Of the eight arbitration-eligible Phillies with whom GM Ruben Amaro Jr. and assistant Scott Pruefrock will be negotiating over the next two months or so, the one who seems most likely to get a multi-year contract is outfielder Jayson Werth. This is a matter of both urgency and circumstance: Werth is in his last year before free agency, and unlike fellow arbitration last-timer Ryan Madson, he’s not represented by Scott Boras. For the team’s part, they likely want to lock in their only right-handed hitter who remotely scares opponents; for Werth, the prospect of a guaranteed payday after spending the better part of a decade as a part-time player and frequent disabled list resident would seem to be pretty compelling.

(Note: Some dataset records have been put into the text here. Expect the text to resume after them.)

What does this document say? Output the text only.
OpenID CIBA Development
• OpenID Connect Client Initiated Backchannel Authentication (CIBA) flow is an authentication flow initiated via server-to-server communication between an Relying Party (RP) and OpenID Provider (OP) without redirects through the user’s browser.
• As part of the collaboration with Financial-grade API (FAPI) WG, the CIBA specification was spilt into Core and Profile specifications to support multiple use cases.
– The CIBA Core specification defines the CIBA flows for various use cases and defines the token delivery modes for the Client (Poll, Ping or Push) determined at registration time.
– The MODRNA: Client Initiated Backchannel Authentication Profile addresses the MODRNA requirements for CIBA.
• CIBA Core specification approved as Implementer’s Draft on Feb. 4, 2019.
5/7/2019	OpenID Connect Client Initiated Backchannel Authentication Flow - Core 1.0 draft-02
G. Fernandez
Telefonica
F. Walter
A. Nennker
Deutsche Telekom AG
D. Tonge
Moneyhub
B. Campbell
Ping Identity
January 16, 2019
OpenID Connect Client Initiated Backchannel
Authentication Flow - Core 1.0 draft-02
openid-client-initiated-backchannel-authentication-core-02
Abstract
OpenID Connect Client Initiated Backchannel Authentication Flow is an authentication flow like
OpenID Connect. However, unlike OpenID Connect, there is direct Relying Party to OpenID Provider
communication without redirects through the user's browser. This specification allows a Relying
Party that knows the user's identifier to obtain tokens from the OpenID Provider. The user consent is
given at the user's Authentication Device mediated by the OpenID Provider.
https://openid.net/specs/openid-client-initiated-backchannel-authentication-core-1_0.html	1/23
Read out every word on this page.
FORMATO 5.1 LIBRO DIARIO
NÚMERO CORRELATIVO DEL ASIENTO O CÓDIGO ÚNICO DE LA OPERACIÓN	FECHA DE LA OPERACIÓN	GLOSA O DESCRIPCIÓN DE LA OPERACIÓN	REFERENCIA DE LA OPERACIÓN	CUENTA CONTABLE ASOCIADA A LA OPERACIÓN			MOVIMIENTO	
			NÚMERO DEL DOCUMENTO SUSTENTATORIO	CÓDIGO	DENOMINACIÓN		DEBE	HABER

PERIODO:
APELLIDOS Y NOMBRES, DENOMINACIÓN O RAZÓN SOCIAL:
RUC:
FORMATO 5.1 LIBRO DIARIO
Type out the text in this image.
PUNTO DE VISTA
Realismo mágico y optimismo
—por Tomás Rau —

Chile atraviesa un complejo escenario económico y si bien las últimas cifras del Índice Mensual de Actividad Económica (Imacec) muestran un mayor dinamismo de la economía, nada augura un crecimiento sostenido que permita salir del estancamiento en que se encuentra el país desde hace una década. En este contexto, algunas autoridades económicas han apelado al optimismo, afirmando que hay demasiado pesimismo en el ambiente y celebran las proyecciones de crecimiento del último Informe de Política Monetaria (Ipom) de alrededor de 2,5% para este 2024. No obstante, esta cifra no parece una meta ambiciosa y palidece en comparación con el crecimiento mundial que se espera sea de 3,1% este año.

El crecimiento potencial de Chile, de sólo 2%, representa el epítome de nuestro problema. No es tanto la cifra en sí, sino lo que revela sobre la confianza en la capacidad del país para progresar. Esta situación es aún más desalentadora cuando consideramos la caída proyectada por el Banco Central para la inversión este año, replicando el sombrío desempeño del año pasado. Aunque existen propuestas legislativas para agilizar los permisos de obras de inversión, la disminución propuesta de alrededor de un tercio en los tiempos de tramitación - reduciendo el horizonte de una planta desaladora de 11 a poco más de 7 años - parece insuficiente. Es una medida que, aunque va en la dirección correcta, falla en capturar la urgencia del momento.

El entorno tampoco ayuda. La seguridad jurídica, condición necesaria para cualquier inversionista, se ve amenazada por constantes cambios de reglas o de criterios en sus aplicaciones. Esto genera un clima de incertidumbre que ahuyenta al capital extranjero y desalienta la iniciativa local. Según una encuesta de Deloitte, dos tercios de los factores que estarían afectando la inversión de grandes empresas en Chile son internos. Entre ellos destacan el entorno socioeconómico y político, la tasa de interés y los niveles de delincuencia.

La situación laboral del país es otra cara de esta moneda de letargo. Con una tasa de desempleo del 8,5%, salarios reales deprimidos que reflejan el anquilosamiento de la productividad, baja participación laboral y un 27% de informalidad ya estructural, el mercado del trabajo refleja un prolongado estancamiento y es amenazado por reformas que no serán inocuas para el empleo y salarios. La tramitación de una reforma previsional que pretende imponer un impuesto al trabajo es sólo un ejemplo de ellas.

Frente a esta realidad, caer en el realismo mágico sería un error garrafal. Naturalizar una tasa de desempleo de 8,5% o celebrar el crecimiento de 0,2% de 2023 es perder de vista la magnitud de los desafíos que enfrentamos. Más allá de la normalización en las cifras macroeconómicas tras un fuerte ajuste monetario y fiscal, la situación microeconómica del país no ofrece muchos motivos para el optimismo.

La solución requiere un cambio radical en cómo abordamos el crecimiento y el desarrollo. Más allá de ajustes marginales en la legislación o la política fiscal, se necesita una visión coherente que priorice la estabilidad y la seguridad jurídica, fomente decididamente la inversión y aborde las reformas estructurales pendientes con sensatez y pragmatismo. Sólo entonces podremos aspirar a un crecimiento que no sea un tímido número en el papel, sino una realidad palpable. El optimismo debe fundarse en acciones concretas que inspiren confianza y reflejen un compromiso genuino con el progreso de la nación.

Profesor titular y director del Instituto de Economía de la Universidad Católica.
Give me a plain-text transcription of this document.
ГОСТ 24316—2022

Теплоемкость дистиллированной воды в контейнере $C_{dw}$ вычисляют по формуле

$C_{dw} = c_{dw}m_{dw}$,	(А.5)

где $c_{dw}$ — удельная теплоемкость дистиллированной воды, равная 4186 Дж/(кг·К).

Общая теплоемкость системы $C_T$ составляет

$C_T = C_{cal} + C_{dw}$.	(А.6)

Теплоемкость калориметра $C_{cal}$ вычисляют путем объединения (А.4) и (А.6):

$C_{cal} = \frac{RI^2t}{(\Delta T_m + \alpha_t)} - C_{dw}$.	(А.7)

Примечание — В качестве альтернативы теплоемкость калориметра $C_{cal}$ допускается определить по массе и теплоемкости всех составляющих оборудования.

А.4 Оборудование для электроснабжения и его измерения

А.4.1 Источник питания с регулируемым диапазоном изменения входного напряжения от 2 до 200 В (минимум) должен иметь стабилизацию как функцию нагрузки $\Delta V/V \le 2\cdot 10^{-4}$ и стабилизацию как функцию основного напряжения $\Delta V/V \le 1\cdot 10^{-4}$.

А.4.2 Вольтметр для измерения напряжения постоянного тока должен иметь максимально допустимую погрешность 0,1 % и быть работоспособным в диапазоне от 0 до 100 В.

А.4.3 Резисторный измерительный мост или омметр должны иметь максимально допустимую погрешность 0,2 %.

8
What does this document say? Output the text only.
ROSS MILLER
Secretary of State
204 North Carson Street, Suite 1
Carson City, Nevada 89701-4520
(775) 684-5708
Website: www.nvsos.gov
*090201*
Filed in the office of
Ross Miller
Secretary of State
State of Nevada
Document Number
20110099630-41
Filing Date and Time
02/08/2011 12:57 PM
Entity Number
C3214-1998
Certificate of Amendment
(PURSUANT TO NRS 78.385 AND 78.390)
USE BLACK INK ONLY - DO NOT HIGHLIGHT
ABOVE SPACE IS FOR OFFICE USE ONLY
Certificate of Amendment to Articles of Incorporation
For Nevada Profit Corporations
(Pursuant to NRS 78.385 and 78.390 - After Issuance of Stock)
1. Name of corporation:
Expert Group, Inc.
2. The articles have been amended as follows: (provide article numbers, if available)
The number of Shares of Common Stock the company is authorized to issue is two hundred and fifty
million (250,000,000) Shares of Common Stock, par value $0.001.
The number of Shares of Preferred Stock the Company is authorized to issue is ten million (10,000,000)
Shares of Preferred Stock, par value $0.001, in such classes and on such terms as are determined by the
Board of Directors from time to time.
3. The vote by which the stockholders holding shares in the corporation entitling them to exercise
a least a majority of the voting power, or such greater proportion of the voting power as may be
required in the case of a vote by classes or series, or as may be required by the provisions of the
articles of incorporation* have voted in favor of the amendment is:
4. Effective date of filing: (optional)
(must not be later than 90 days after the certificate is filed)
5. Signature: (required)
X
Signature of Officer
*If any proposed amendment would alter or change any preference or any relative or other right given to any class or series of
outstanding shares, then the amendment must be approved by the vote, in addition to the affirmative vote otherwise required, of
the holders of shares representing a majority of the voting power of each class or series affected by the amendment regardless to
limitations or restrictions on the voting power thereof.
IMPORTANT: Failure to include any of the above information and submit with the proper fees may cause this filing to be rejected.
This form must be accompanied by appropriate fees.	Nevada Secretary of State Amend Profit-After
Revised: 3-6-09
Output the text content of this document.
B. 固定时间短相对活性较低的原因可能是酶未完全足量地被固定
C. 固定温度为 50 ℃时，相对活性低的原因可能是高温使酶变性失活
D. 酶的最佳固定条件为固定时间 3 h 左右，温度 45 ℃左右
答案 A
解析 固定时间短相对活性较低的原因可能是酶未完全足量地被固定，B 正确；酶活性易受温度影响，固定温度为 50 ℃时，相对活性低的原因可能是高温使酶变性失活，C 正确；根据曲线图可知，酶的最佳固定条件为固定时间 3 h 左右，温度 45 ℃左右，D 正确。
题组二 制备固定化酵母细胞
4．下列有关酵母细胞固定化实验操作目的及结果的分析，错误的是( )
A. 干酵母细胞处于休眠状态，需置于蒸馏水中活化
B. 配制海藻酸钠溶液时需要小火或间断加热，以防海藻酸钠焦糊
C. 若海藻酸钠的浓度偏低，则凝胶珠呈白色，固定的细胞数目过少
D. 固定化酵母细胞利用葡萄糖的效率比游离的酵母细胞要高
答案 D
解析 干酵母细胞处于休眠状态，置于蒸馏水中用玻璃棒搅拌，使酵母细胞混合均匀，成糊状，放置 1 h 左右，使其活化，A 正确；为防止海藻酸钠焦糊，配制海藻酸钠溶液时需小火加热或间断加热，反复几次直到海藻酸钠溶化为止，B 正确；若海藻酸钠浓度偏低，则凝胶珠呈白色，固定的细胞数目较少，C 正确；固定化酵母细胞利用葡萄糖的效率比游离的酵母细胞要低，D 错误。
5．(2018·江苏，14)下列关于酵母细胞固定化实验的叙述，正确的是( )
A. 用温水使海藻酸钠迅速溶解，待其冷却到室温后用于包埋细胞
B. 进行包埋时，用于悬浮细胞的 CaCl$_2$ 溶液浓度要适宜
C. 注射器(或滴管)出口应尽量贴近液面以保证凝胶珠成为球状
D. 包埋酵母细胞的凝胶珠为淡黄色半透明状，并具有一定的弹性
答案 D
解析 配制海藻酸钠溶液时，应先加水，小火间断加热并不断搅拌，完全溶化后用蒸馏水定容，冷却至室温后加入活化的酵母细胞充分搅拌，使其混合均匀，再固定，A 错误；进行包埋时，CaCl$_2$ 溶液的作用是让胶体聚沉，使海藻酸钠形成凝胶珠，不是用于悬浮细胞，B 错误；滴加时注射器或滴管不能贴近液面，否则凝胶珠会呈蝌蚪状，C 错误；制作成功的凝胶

As candidates for multiyear deals go, though, Werth comes to the table as less of a known quantity than almost anyone in recent memory. At age 30 as of this May, he’s entering his first season in which he’s projected to play full-time. This is in part because he’s shown a platoon differential throughout his career, and in part because he’s never gone a full season without landing on the DL. On the other hand, there’s plenty of reason to believe Werth is a classic late bloomer: he was healthier in 2007 and 2008 than at any previous point in his career, he’s obviously taken well to the instruction of manager Charlie Manuel and hitting coach Milt Thompson, and his numbers against right-handed pitchers are solid (.255/.360/.407 in 2008), if not close to his cartoonish success against southpaws (.652 slugging percentage, 16 HR in 171 plate appearances).
What can we expect from Werth going forward?
There isn’t much in the way of comparable players to cast light. Baseball-Reference suggests the most similar guy through age 29 is outfielder Glenallen Hill, whose age-30 season in 1995 was a fairly close match to what Werth did last year, albeit with less patience: Hill put up a .264/.317/.483 line, with 24 home runs and 25 steals. Hill never cracked 400 at-bats again after that year, when he had 497, though aside from one bad year in 1997, he remained a well above-average offensive player through age 35.
Finally, though it’s not necessarily pertinent to future negotiations, it’s also probably valid to note that at $1.7 million, Werth might have been the best value in baseball last season. This analysis suggests that based on his contributions, he should have pulled down $22 million; even if that seems high (and it does, to me), it’s fair to say that his 20/20 performance plus superior defense playing about three-quarters of the time represented an indispensable contribution to the Phils’ world championship win.
As pure speculation, I would look for the Phils to offer Werth two guaranteed years at around $4 million and $6 million, then a third for perhaps $8 million that might vest with a given number of at-bats in 2010 or through a team option/buyout scenario. At that price, he’s likely either to represent a tremendous value, if he can stay healthy and come close to projecting his ’08 numbers over a season of full-time play, or a decent bet that turned out badly if he falls short on either count.
However the Phils go forward, Werth is almost certain to prove an easier and less contentious call than Ryan Howard or Cole Hamels, who could easily command a combined $20 million through the arbitration process.